Swift, one of the nation’s largest meat producers, resumed work at all its plants five hours after agents arrived in a simultaneous raid to ferret illegal immigrants allegedly working under stolen identities.
“It’s still a significant impact to us,” Swift president and chief executive Sam Rovit said. “In the short term the costs are in the several millions of dollars, but we can’t say what the full impact will be until the dust settles. We are able to meet most of our customer commitments.”
Those commitments include millions of dollars in government meat contracts, including the Defense Commissary Agency, which operates 182 military grocery stores in the country. Current numbers were not available, but the company received $44.6 million in defense contracts from 2001 to 2005.
Rovit said the federal investigation would have no impact on the company’s government work. “There is no indication that the company is in any way at fault,” he said. “The investigation appears focused specifically at the employees of our plants, so there is no risk to our contracts.”
The potential for financial loss was enormous, especially at holiday time, industry experts say.
“It could have a tremendous short-term blow, especially as they try to fill Christmas and New Year’s orders of the more expensive cuts of meat,” said Steve Kay, editor and publisher of Cattle Buyers Weekly.
Part of Tuesday’s disruption affected the businesses that work with Swift, such as cattle companies and feed lots that operate on tight deadlines to deliver animals for slaughter. Fiscal damage was minimized, Rovit said, by simply telling suppliers to stop and turn around.
Though the company doesn’t appear to be the focus of the investigation, it still will feel the impact of it, mostly in the diminishment of its workforce, which tops 11,000 nationally.
Staff writer David Migoya can be reached at 303-954-1506 or dmigoya@denverpost.com.
The scene elsewhere
Reaction from five other communities where immigration raids occurred Tuesday at Swift meat-processing plants:
Hyrum, Utah
One sheriff’s deputy described the scene as a circus, according to The Associated Press.

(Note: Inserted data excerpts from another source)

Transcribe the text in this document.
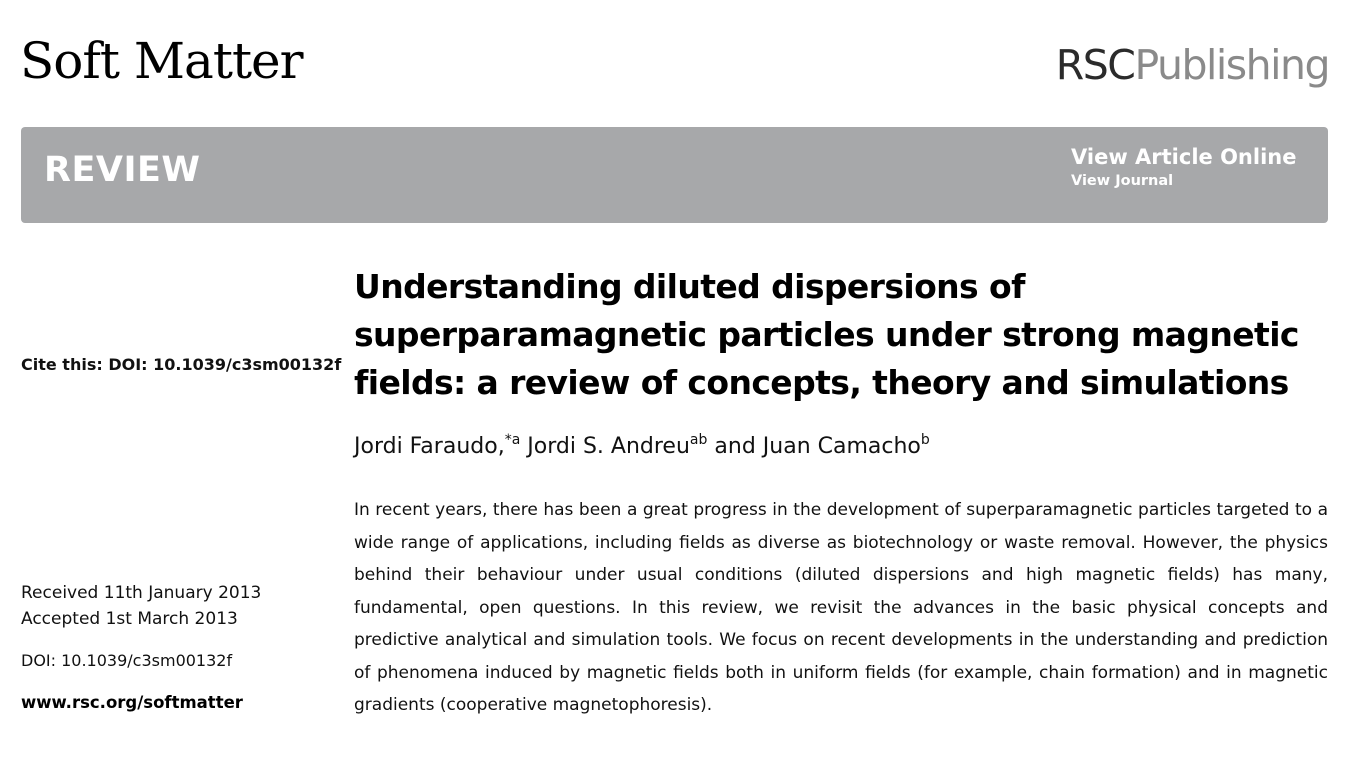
Soft Matter	RSCPublishing
REVIEW	View Article Online
View Journal
Cite this: DOI: 10.1039/c3sm00132f
Received 11th January 2013
Accepted 1st March 2013
DOI: 10.1039/c3sm00132f
www.rsc.org/softmatter
Understanding diluted dispersions of superparamagnetic particles under strong magnetic fields: a review of concepts, theory and simulations
Jordi Faraudo,$^{*a}$ Jordi S. Andreu$^{ab}$ and Juan Camacho$^b$

In recent years, there has been a great progress in the development of superparamagnetic particles targeted to a wide range of applications, including fields as diverse as biotechnology or waste removal. However, the physics behind their behaviour under usual conditions (diluted dispersions and high magnetic fields) has many, fundamental, open questions. In this review, we revisit the advances in the basic physical concepts and predictive analytical and simulation tools. We focus on recent developments in the understanding and prediction of phenomena induced by magnetic fields both in uniform fields (for example, chain formation) and in magnetic gradients (cooperative magnetophoresis).
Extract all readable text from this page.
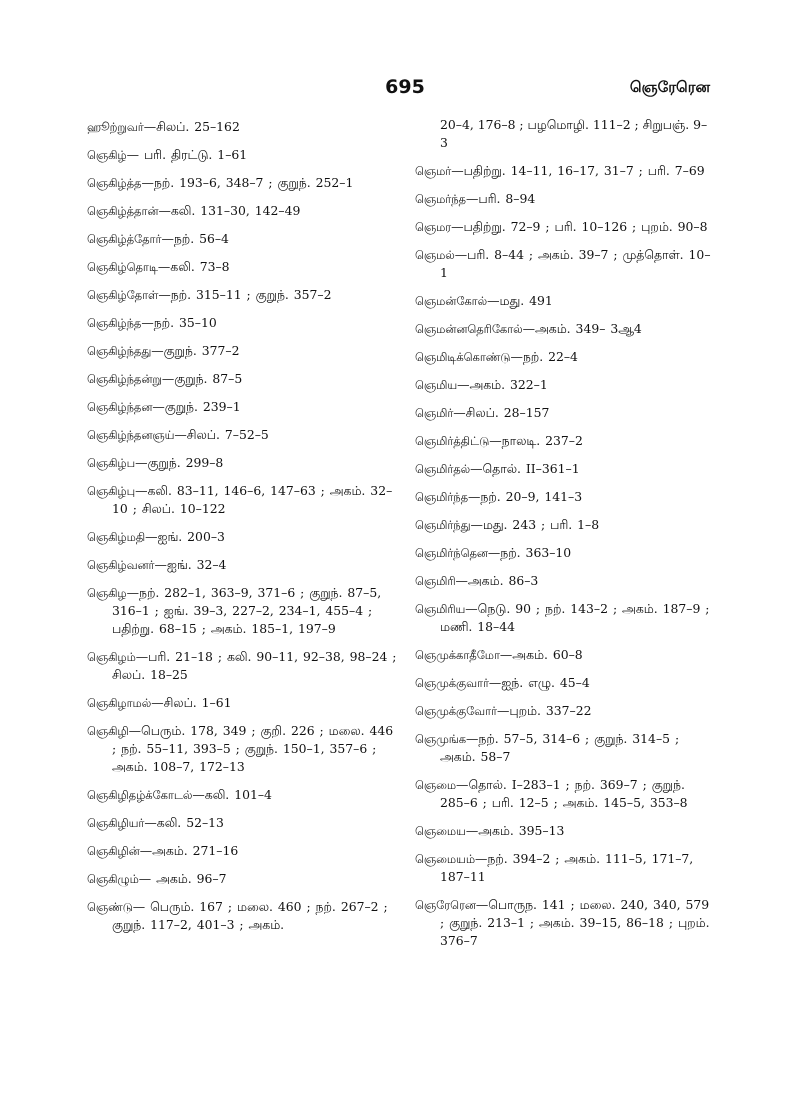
695	ஞெரேரென
ஹூற்றுவர்—சிலப். 25–162
ஞெகிழ்— பரி. திரட்டு. 1–61
ஞெகிழ்த்த—நற். 193–6, 348–7 ; குறுந். 252–1
ஞெகிழ்த்தான்—கலி. 131–30, 142–49
ஞெகிழ்த்தோர்—நற். 56–4
ஞெகிழ்தொடி—கலி. 73–8
ஞெகிழ்தோள்—நற். 315–11 ; குறுந். 357–2
ஞெகிழ்ந்த—நற். 35–10
ஞெகிழ்ந்தது—குறுந். 377–2
ஞெகிழ்ந்தன்று—குறுந். 87–5
ஞெகிழ்ந்தன—குறுந். 239–1
ஞெகிழ்ந்தனஞய்—சிலப். 7–52–5
ஞெகிழ்ப—குறுந். 299–8
ஞெகிழ்பு—கலி. 83–11, 146–6, 147–63 ; அகம். 32–10 ; சிலப். 10–122
ஞெகிழ்மதி—ஐங். 200–3
ஞெகிழ்வனர்—ஐங். 32–4
ஞெகிழ—நற். 282–1, 363–9, 371–6 ; குறுந். 87–5, 316–1 ; ஐங். 39–3, 227–2, 234–1, 455–4 ; பதிற்று. 68–15 ; அகம். 185–1, 197–9
ஞெகிழம்—பரி. 21–18 ; கலி. 90–11, 92–38, 98–24 ; சிலப். 18–25
ஞெகிழாமல்—சிலப். 1–61
ஞெகிழி—பெரும். 178, 349 ; குறி. 226 ; மலை. 446 ; நற். 55–11, 393–5 ; குறுந். 150–1, 357–6 ; அகம். 108–7, 172–13
ஞெகிழிதழ்க்கோடல்—கலி. 101–4
ஞெகிழியர்—கலி. 52–13
ஞெகிழின்—அகம். 271–16
ஞெகிழும்— அகம். 96–7
ஞெண்டு— பெரும். 167 ; மலை. 460 ; நற். 267–2 ; குறுந். 117–2, 401–3 ; அகம்.
20–4, 176–8 ; பழமொழி. 111–2 ; சிறுபஞ். 9–3
ஞெமர்—பதிற்று. 14–11, 16–17, 31–7 ; பரி. 7–69
ஞெமர்ந்த—பரி. 8–94
ஞெமர—பதிற்று. 72–9 ; பரி. 10–126 ; புறம். 90–8
ஞெமல்—பரி. 8–44 ; அகம். 39–7 ; முத்தொள். 10–1
ஞெமன்கோல்—மது. 491
ஞெமன்னதெரிகோல்—அகம். 349– 3ஆ4
ஞெமிடிக்கொண்டு—நற். 22–4
ஞெமிய—அகம். 322–1
ஞெமிர்—சிலப். 28–157
ஞெமிர்த்திட்டு—நாலடி. 237–2
ஞெமிர்தல்—தொல். II–361–1
ஞெமிர்ந்த—நற். 20–9, 141–3
ஞெமிர்ந்து—மது. 243 ; பரி. 1–8
ஞெமிர்ந்தென—நற். 363–10
ஞெமிரி—அகம். 86–3
ஞெமிரிய—நெடு. 90 ; நற். 143–2 ; அகம். 187–9 ; மணி. 18–44
ஞெமுக்காதீமோ—அகம். 60–8
ஞெமுக்குவார்—ஐந். எழு. 45–4
ஞெமுக்குவோர்—புறம். 337–22
ஞெமுங்க—நற். 57–5, 314–6 ; குறுந். 314–5 ; அகம். 58–7
ஞெமை—தொல். I–283–1 ; நற். 369–7 ; குறுந். 285–6 ; பரி. 12–5 ; அகம். 145–5, 353–8
ஞெமைய—அகம். 395–13
ஞெமையம்—நற். 394–2 ; அகம். 111–5, 171–7, 187–11
ஞெரேரென—பொருந. 141 ; மலை. 240, 340, 579 ; குறுந். 213–1 ; அகம். 39–15, 86–18 ; புறம். 376–7
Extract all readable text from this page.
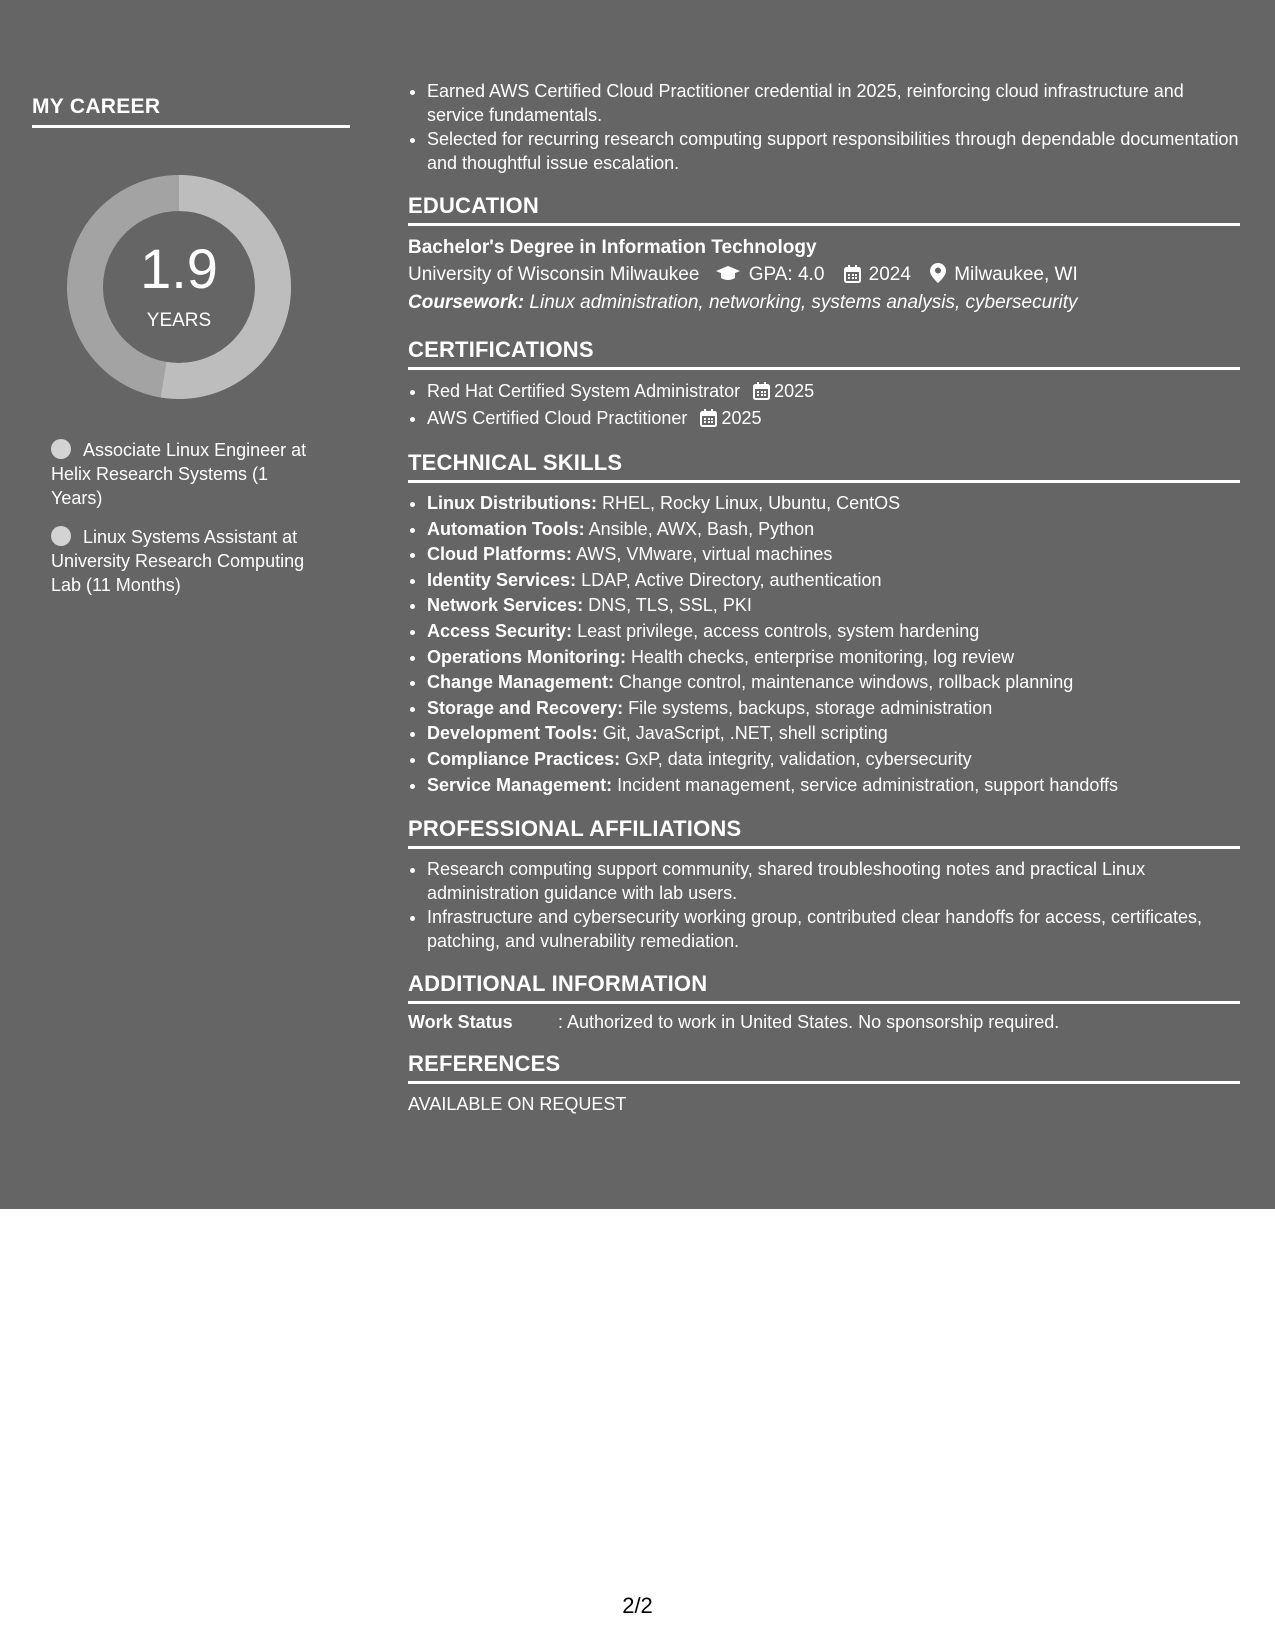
MY CAREER
1.9
YEARS
Associate Linux Engineer at Helix Research Systems (1 Years)
Linux Systems Assistant at University Research Computing Lab (11 Months)
• Earned AWS Certified Cloud Practitioner credential in 2025, reinforcing cloud infrastructure and service fundamentals.
• Selected for recurring research computing support responsibilities through dependable documentation and thoughtful issue escalation.
EDUCATION
Bachelor's Degree in Information Technology
University of Wisconsin Milwaukee	GPA: 4.0 2024 Milwaukee, WI
Coursework: Linux administration, networking, systems analysis, cybersecurity
CERTIFICATIONS
• Red Hat Certified System Administrator 2025
• AWS Certified Cloud Practitioner 2025
TECHNICAL SKILLS
• Linux Distributions: RHEL, Rocky Linux, Ubuntu, CentOS
• Automation Tools: Ansible, AWX, Bash, Python
• Cloud Platforms: AWS, VMware, virtual machines
• Identity Services: LDAP, Active Directory, authentication
• Network Services: DNS, TLS, SSL, PKI
• Access Security: Least privilege, access controls, system hardening
• Operations Monitoring: Health checks, enterprise monitoring, log review
• Change Management: Change control, maintenance windows, rollback planning
• Storage and Recovery: File systems, backups, storage administration
• Development Tools: Git, JavaScript, .NET, shell scripting
• Compliance Practices: GxP, data integrity, validation, cybersecurity
• Service Management: Incident management, service administration, support handoffs
PROFESSIONAL AFFILIATIONS
• Research computing support community, shared troubleshooting notes and practical Linux administration guidance with lab users.
• Infrastructure and cybersecurity working group, contributed clear handoffs for access, certificates, patching, and vulnerability remediation.
ADDITIONAL INFORMATION
Work Status	: Authorized to work in United States. No sponsorship required.
REFERENCES
AVAILABLE ON REQUEST
2/2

“They’ve got three buses, a bunch of transport vans, a lot of cars and 150 or so agents,” chief Cache County deputy David Bennett said. Bennett said ICE officials didn’t notify the sheriff’s department about the raid. “They didn’t ask for our help,” he said. “We were lucky to find out.”
Marshalltown, Iowa
A group of people gathered outside the plant’s fence as federal agents led workers out of the facility every few minutes. Several buses pulled in shortly before 10 a.m., reported The Associated Press. Marc Raimondi, a spokesman for the Department of Homeland Security, said depending on why they were arrested, those in custody will be deported immediately, will be held while their removal process is underway or will remain in the country to be charged criminally.
Grand Island, Neb.
Police Chief Steve Lamken said he refused to let his officers take part in the raid.
“When this is all over, we’re still here taking care of our community, and if I have a significant part of my population that’s fearful and won’t call us, then that’s not good for our community,” he said, according to The Associated Press.
Worthington, Minn.
“On a purely human level, there are hundreds if not thousands of people in Worthington who are just terrified,” said Bruce Nestor, a Minneapolis immigration lawyer who was heading to the town about 180 miles from the Twin Cities to help the workers and families affected by the raid, reported the St. Paul Pioneer Press.
Cactus, Texas
“This is Swift & Co.’s fault because they hired them,” said Blanca Valenzuela, a 61-year-old former Swift worker and union steward, reported The Dallas Morning News. “If immigration is finding people illegal in the computers, why couldn’t (Swift) find them?”
Valenzuela is among more than two dozen former employees suing the Swift plant for wrongful termination regarding workers’ compensation claims. Swift has denied the claims.